Alejandro Valenzuela/Vícam Switch

¿Quién en verdad sabe si los milagros existen o no? Pongo a su consideración esta historia extraordinaria, pero verídica.

Don Ramón y a doña Irma eran tan generosos que muchos amigos solíamos comer en su casa los domingos porque a ellos así les gustaba. Nosotros fuimos beneficiarios de esa generosidad durante un tiempo. La condición era que teníamos que pasar todo el día con ellos enfrascados en amenas pláticas plagadas de historias tremendistas.

Uno de los primeros días, don Ramón, con toda intención, se detuvo frente a un altarcito que estaba en el pasillo camino al baño y dijo, dirigiéndose a la imagen: “Chinga tu madre, pinche puta hija de tu chingada madre”. Era obligado que le preguntáramos por la razón de aquel exabrupto…

Se sumergió en los recuerdos. Cuarenta años atrás, Irma fue diagnosticada con un cáncer cuya etapa final fue confirmada en la Ciudad de México. Devastado, Ramón se fue a vagar por la ciudad pensando en la recomendación del médico: que lo único que podía hacer era llevar a su mujer a donde quisiera morir.

En una plaza de la ciudad se sentó a llorar. No supo cuánto estuvo allí, pero salió de su ensimismamiento cuando una pareja de ancianos se le acercó para preguntarle por su pesar. Él les platicó aun con lágrimas en los ojos. No se desanime –le dijo la viejita–, quizá Dios tenga otros planes. Luego le dijo que fuera a un cierto local del popular mercado de Sonora y que allí preguntara por la Virgen Negra.

El lugar olía a incienso y mirra.
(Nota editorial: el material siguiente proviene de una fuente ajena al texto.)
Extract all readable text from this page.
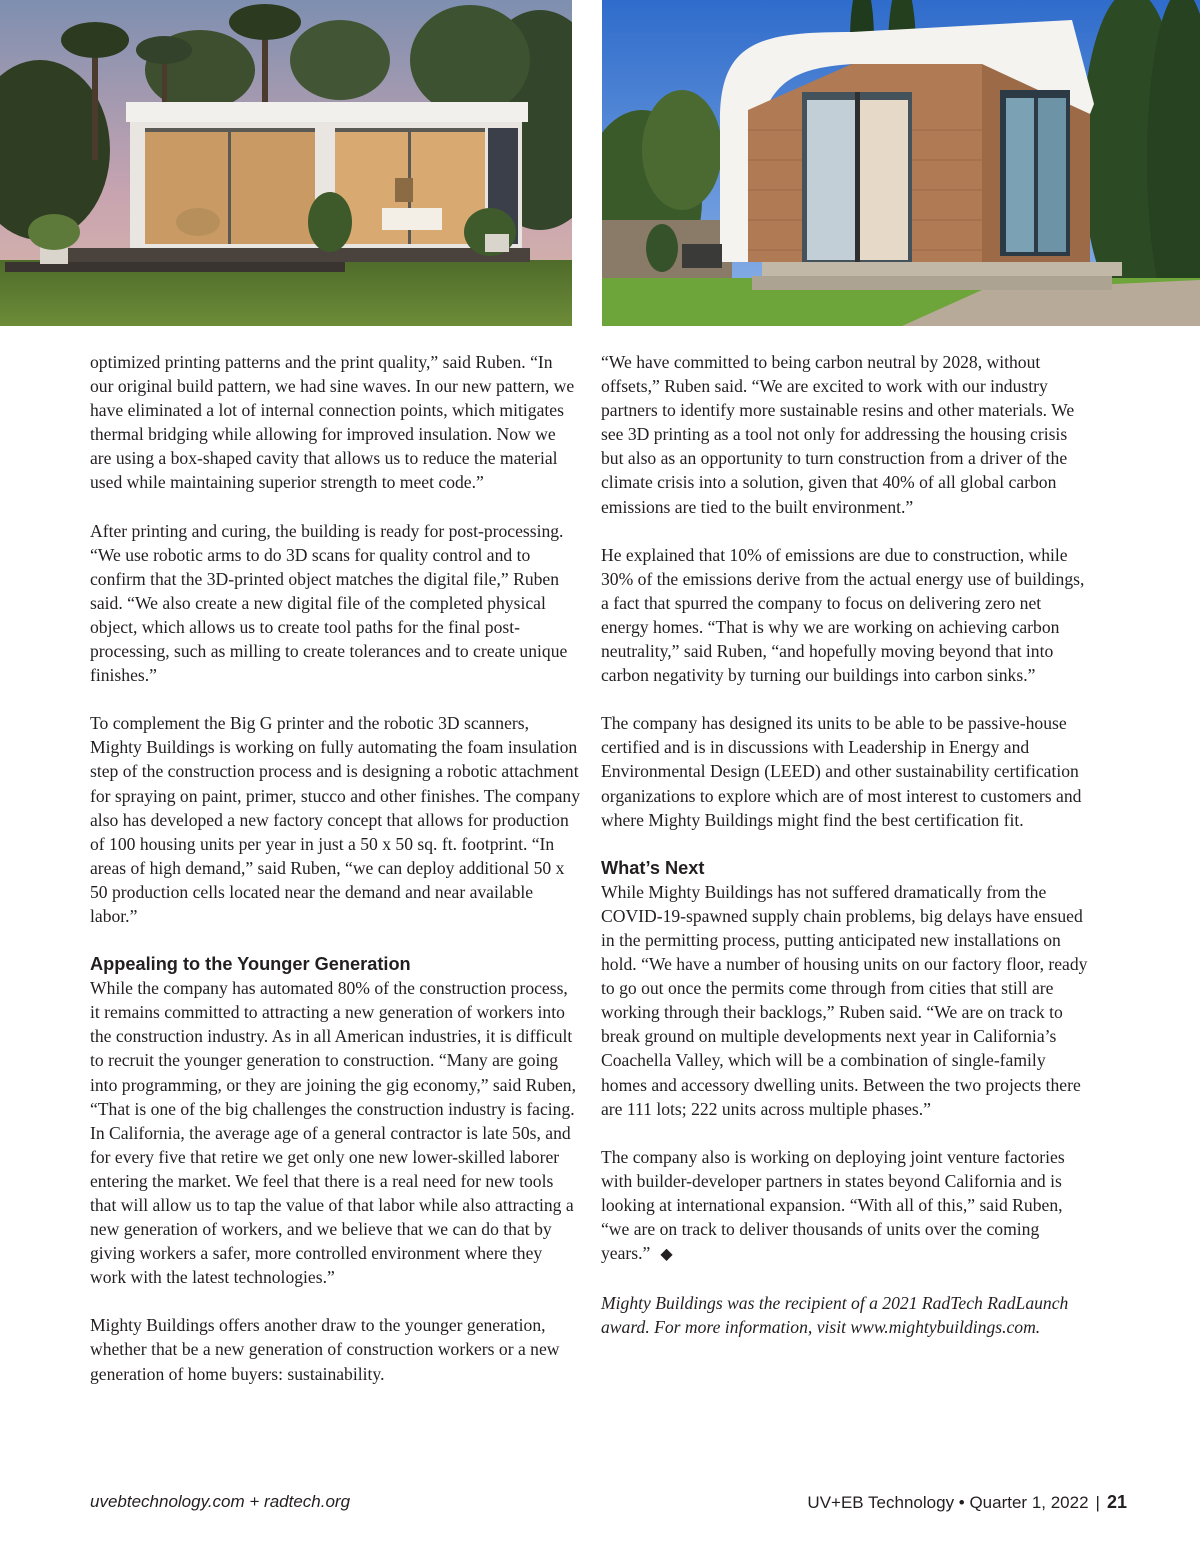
optimized printing patterns and the print quality,” said Ruben. “In our original build pattern, we had sine waves. In our new pattern, we have eliminated a lot of internal connection points, which mitigates thermal bridging while allowing for improved insulation. Now we are using a box-shaped cavity that allows us to reduce the material used while maintaining superior strength to meet code.”

After printing and curing, the building is ready for post-processing. “We use robotic arms to do 3D scans for quality control and to confirm that the 3D-printed object matches the digital file,” Ruben said. “We also create a new digital file of the completed physical object, which allows us to create tool paths for the final post-processing, such as milling to create tolerances and to create unique finishes.”

To complement the Big G printer and the robotic 3D scanners, Mighty Buildings is working on fully automating the foam insulation step of the construction process and is designing a robotic attachment for spraying on paint, primer, stucco and other finishes. The company also has developed a new factory concept that allows for production of 100 housing units per year in just a 50 x 50 sq. ft. footprint. “In areas of high demand,” said Ruben, “we can deploy additional 50 x 50 production cells located near the demand and near available labor.”

Appealing to the Younger Generation

While the company has automated 80% of the construction process, it remains committed to attracting a new generation of workers into the construction industry. As in all American industries, it is difficult to recruit the younger generation to construction. “Many are going into programming, or they are joining the gig economy,” said Ruben, “That is one of the big challenges the construction industry is facing. In California, the average age of a general contractor is late 50s, and for every five that retire we get only one new lower-skilled laborer entering the market. We feel that there is a real need for new tools that will allow us to tap the value of that labor while also attracting a new generation of workers, and we believe that we can do that by giving workers a safer, more controlled environment where they work with the latest technologies.”

Mighty Buildings offers another draw to the younger generation, whether that be a new generation of construction workers or a new generation of home buyers: sustainability.

“We have committed to being carbon neutral by 2028, without offsets,” Ruben said. “We are excited to work with our industry partners to identify more sustainable resins and other materials. We see 3D printing as a tool not only for addressing the housing crisis but also as an opportunity to turn construction from a driver of the climate crisis into a solution, given that 40% of all global carbon emissions are tied to the built environment.”

He explained that 10% of emissions are due to construction, while 30% of the emissions derive from the actual energy use of buildings, a fact that spurred the company to focus on delivering zero net energy homes. “That is why we are working on achieving carbon neutrality,” said Ruben, “and hopefully moving beyond that into carbon negativity by turning our buildings into carbon sinks.”

The company has designed its units to be able to be passive-house certified and is in discussions with Leadership in Energy and Environmental Design (LEED) and other sustainability certification organizations to explore which are of most interest to customers and where Mighty Buildings might find the best certification fit.

What’s Next

While Mighty Buildings has not suffered dramatically from the COVID-19-spawned supply chain problems, big delays have ensued in the permitting process, putting anticipated new installations on hold. “We have a number of housing units on our factory floor, ready to go out once the permits come through from cities that still are working through their backlogs,” Ruben said. “We are on track to break ground on multiple developments next year in California’s Coachella Valley, which will be a combination of single-family homes and accessory dwelling units. Between the two projects there are 111 lots; 222 units across multiple phases.”

The company also is working on deploying joint venture factories with builder-developer partners in states beyond California and is looking at international expansion. “With all of this,” said Ruben, “we are on track to deliver thousands of units over the coming years.” ◆

Mighty Buildings was the recipient of a 2021 RadTech RadLaunch award. For more information, visit www.mightybuildings.com.

uvebtechnology.com + radtech.org	UV+EB Technology • Quarter 1, 2022 | 21
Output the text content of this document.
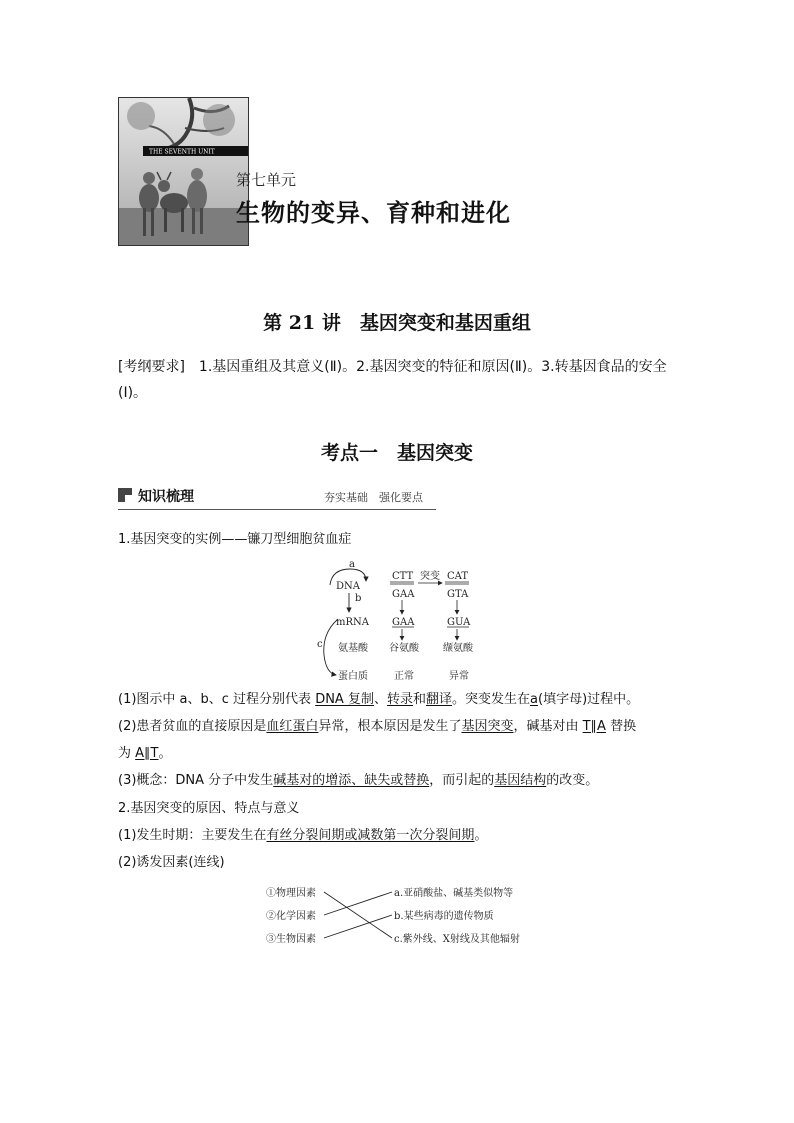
THE SEVENTH UNIT
第七单元
生物的变异、育种和进化
第 21 讲　基因突变和基因重组
[考纲要求]　1.基因重组及其意义(Ⅱ)。2.基因突变的特征和原因(Ⅱ)。3.转基因食品的安全
(Ⅰ)。
考点一　基因突变
知识梳理	夯实基础　强化要点
1.基因突变的实例——镰刀型细胞贫血症
a
DNA
b
mRNA
c 氨基酸
蛋白质
CTT
GAA
GAA
谷氨酸
正常
突变 CAT
GTA
GUA
缬氨酸
异常
(1)图示中 a、b、c 过程分别代表 DNA 复制、转录和翻译。突变发生在a(填字母)过程中。
(2)患者贫血的直接原因是血红蛋白异常，根本原因是发生了基因突变，碱基对由 T∥A 替换
为 A∥T。
(3)概念：DNA 分子中发生碱基对的增添、缺失或替换，而引起的基因结构的改变。
2.基因突变的原因、特点与意义
(1)发生时期：主要发生在有丝分裂间期或减数第一次分裂间期。
(2)诱发因素(连线)
①物理因素
②化学因素
③生物因素
a.亚硝酸盐、碱基类似物等
b.某些病毒的遗传物质
c.紫外线、X射线及其他辐射
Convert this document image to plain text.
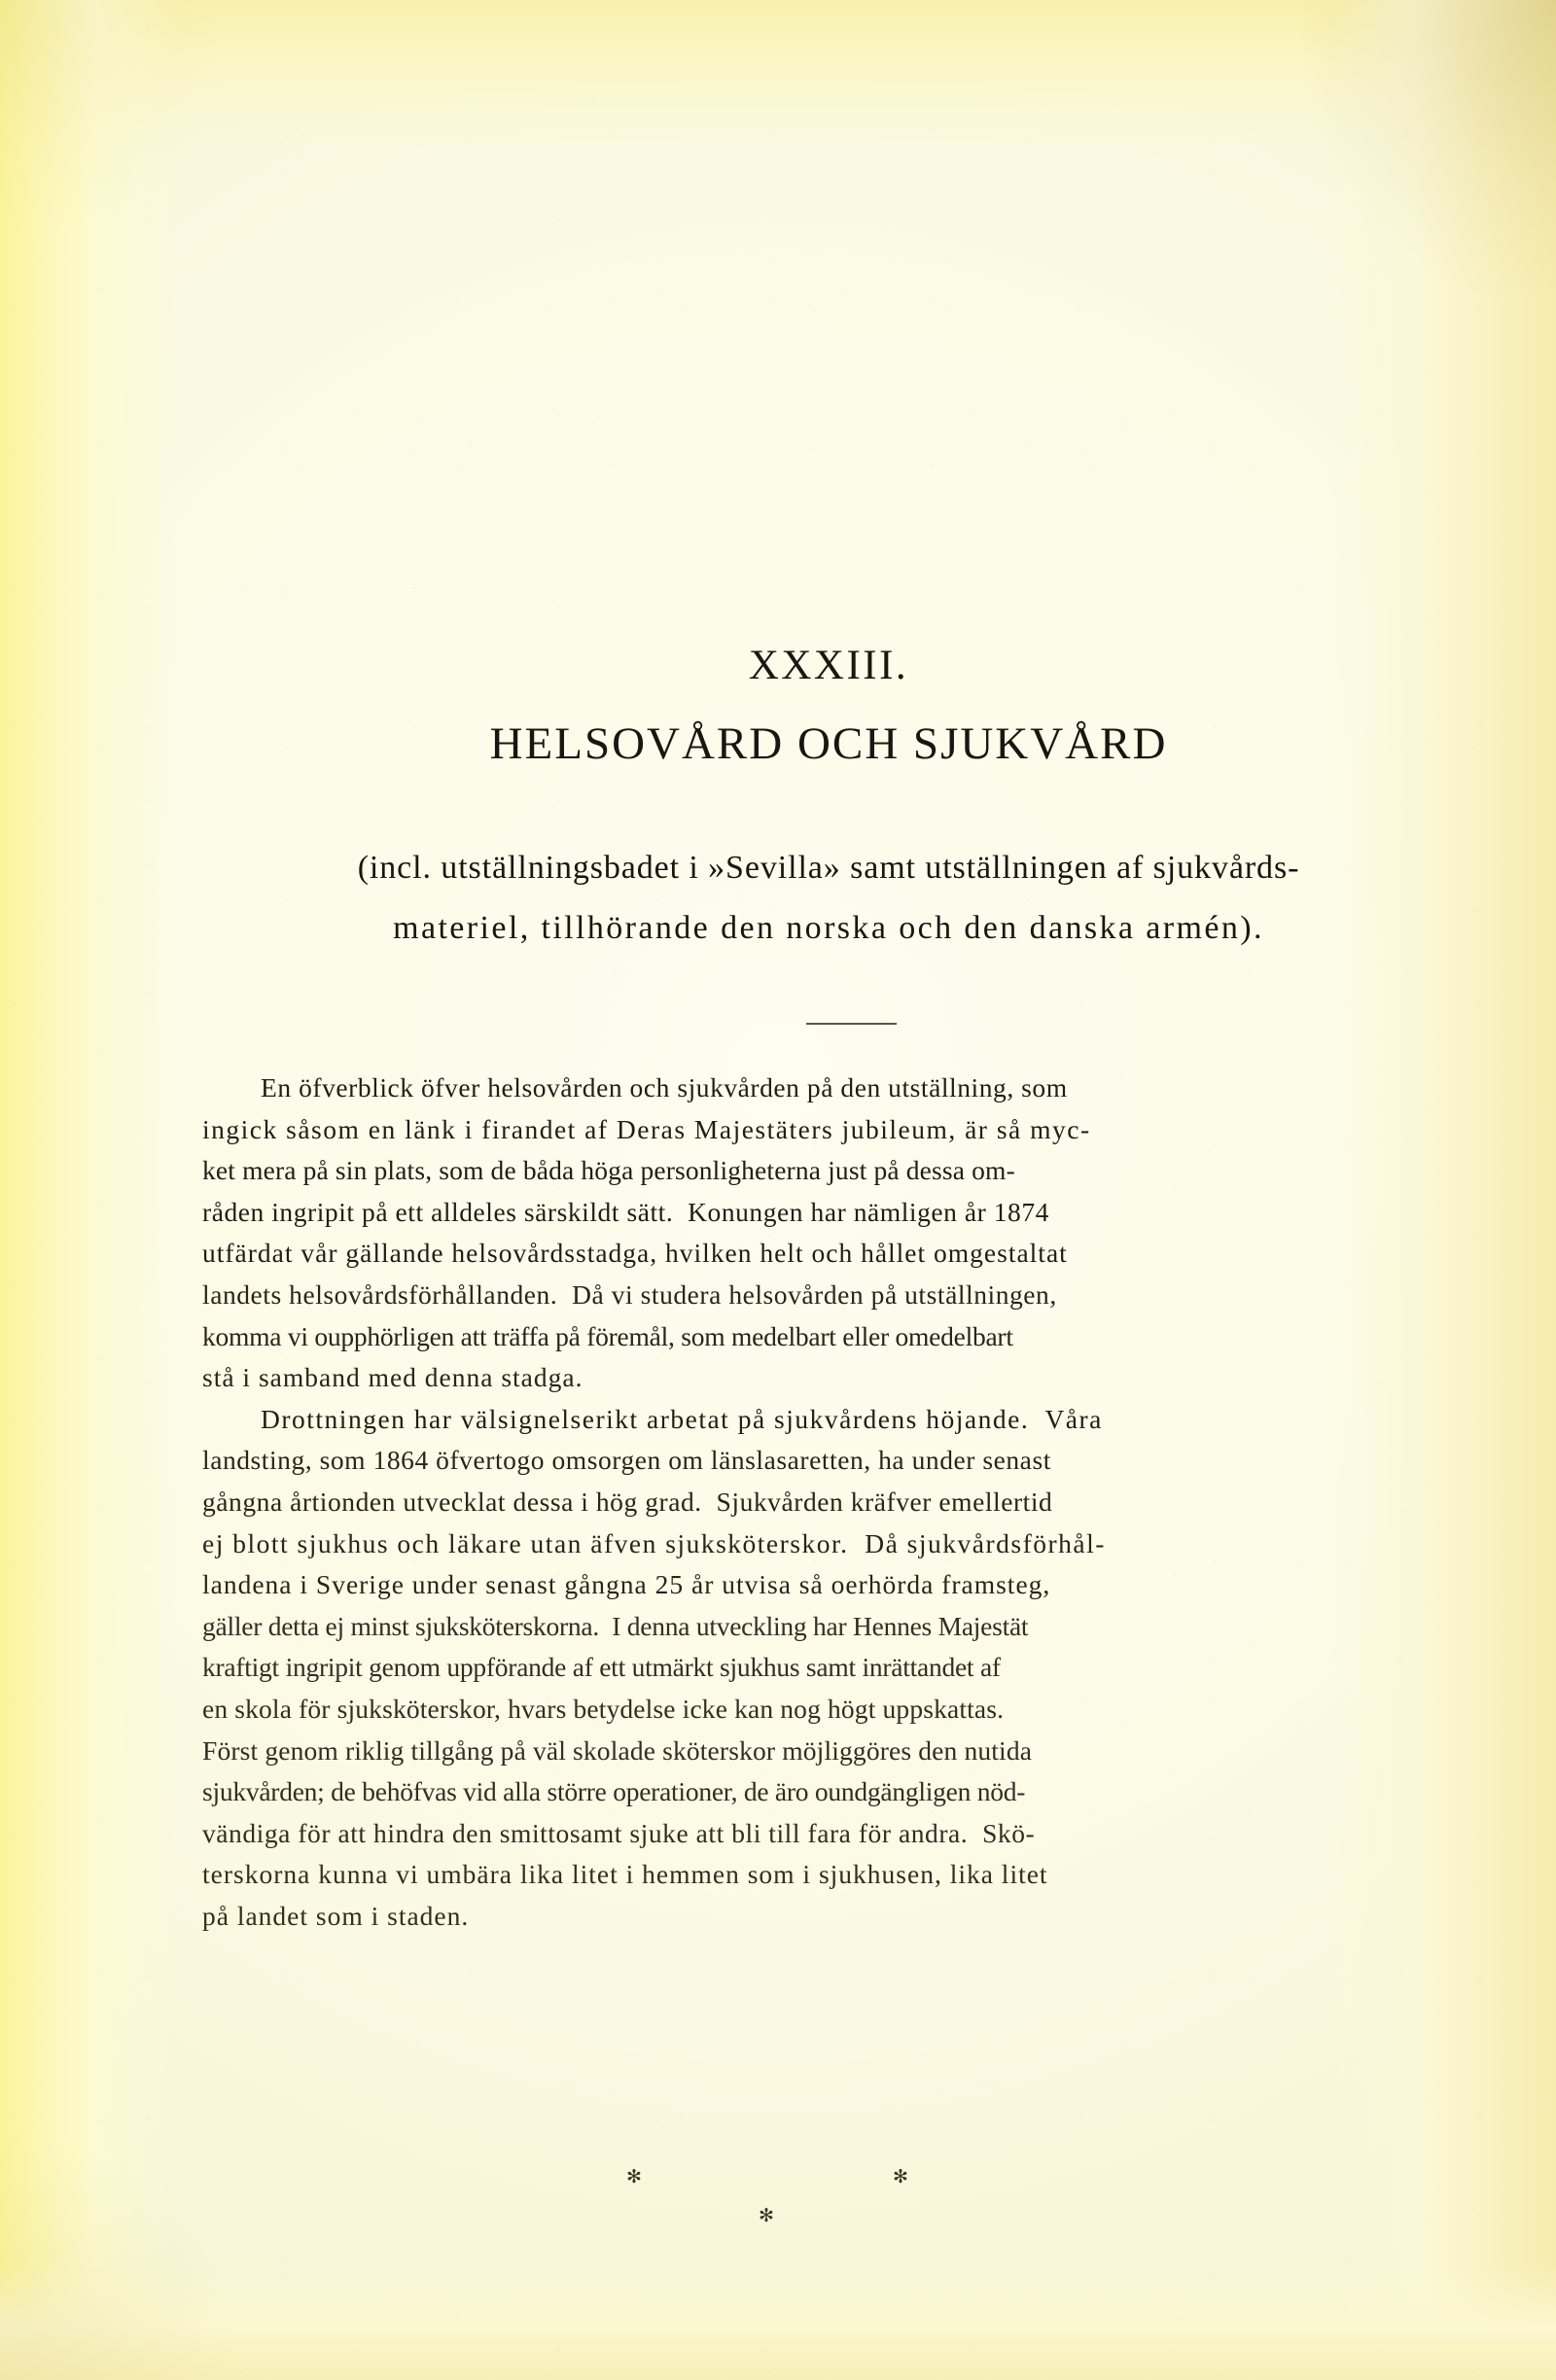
XXXIII.
HELSOVÅRD OCH SJUKVÅRD
(incl. utställningsbadet i »Sevilla» samt utställningen af sjukvårds-
materiel, tillhörande den norska och den danska armén).
En öfverblick öfver helsovården och sjukvården på den utställning, som
ingick såsom en länk i firandet af Deras Majestäters jubileum, är så myc-
ket mera på sin plats, som de båda höga personligheterna just på dessa om-
råden ingripit på ett alldeles särskildt sätt.  Konungen har nämligen år 1874
utfärdat vår gällande helsovårdsstadga, hvilken helt och hållet omgestaltat
landets helsovårdsförhållanden.  Då vi studera helsovården på utställningen,
komma vi oupphörligen att träffa på föremål, som medelbart eller omedelbart
stå i samband med denna stadga.
Drottningen har välsignelserikt arbetat på sjukvårdens höjande.  Våra
landsting, som 1864 öfvertogo omsorgen om länslasaretten, ha under senast
gångna årtionden utvecklat dessa i hög grad.  Sjukvården kräfver emellertid
ej blott sjukhus och läkare utan äfven sjuksköterskor.  Då sjukvårdsförhål-
landena i Sverige under senast gångna 25 år utvisa så oerhörda framsteg,
gäller detta ej minst sjuksköterskorna.  I denna utveckling har Hennes Majestät
kraftigt ingripit genom uppförande af ett utmärkt sjukhus samt inrättandet af
en skola för sjuksköterskor, hvars betydelse icke kan nog högt uppskattas.
Först genom riklig tillgång på väl skolade sköterskor möjliggöres den nutida
sjukvården; de behöfvas vid alla större operationer, de äro oundgängligen nöd-
vändiga för att hindra den smittosamt sjuke att bli till fara för andra.  Skö-
terskorna kunna vi umbära lika litet i hemmen som i sjukhusen, lika litet
på landet som i staden.
✻	✻
✻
En medio, sentada en una poltrona, estaba una mujer albina de toscas facciones vestida a la usanza de las gitanas. Antes de cruzar palabras, la albina le dijo: “Por la cara que traes, algo muy feo te pasa”. Ramón le dijo a lo que iba; ella se le quedó viendo, tomó el cigarrillo y le dio una profunda fumada. “Pues sí, dijo, la cosa es grave”.

Hasta que por fin alguien viene por esa puta –dijo entre dientes y desapareció tras la puerta del fondo. Cuando regresó traía una pequeña caja de cartón. “Todos los días –dijo la gitana–, al levantarte, lo primero que vas a hacer es ir al altar donde la pongas y le vas mentar la madre. Entre más grosero seas con ella, mejor, más milagrosa se vuelve”. Una vez de regreso en su casa, en Tijuana, no desperdiciaban momento para insultarla de las más diversas maneras, aferrándose a esa única y extraña oportunidad. Con el paso del tiempo, el ritual se hizo tan rutinario que hasta los visitantes hacíamos nuestra parte camino al baño.

No me lo van a creer –dijo don Ramón– pero pasó un mes, luego tres y sin darnos cuenta un año. Para regocijo de todos, Irma daba señales de recuperación y hasta engordó un poco. Un año y medio después de su desahucio, agarraron valor para ir a ver al médico… Estudios, radiografías, laboratorios. “Pues no sé qué pasó, pero el cáncer se fue”… – dijo el médico como no quedándole más remedio.

Cuando llegaron a la casa, fueron a hincarse frente al altar. Ya sabemos virgencita –dice don Ramón que le dijo– que a ti no te gustan estas chingaderas, pero hoy queremos darte las gracias y si acaso te seguiremos tratando como la puta que eres, es solamente porque esas fueron las instrucciones que nos dieron.

Don Ramón y doña Irma fallecieron hace muy poco, casi setenta años después del fatal diagnóstico, y nos cuentan los amigos que en su casa quedó la Virgen Negra un poco en el olvido. Por si acaso y uno nunca sabe, diré que la puta hija de la chingada quedó en el abandono –como dijera Roberto Yánez– por culera y mala para atajar cochis.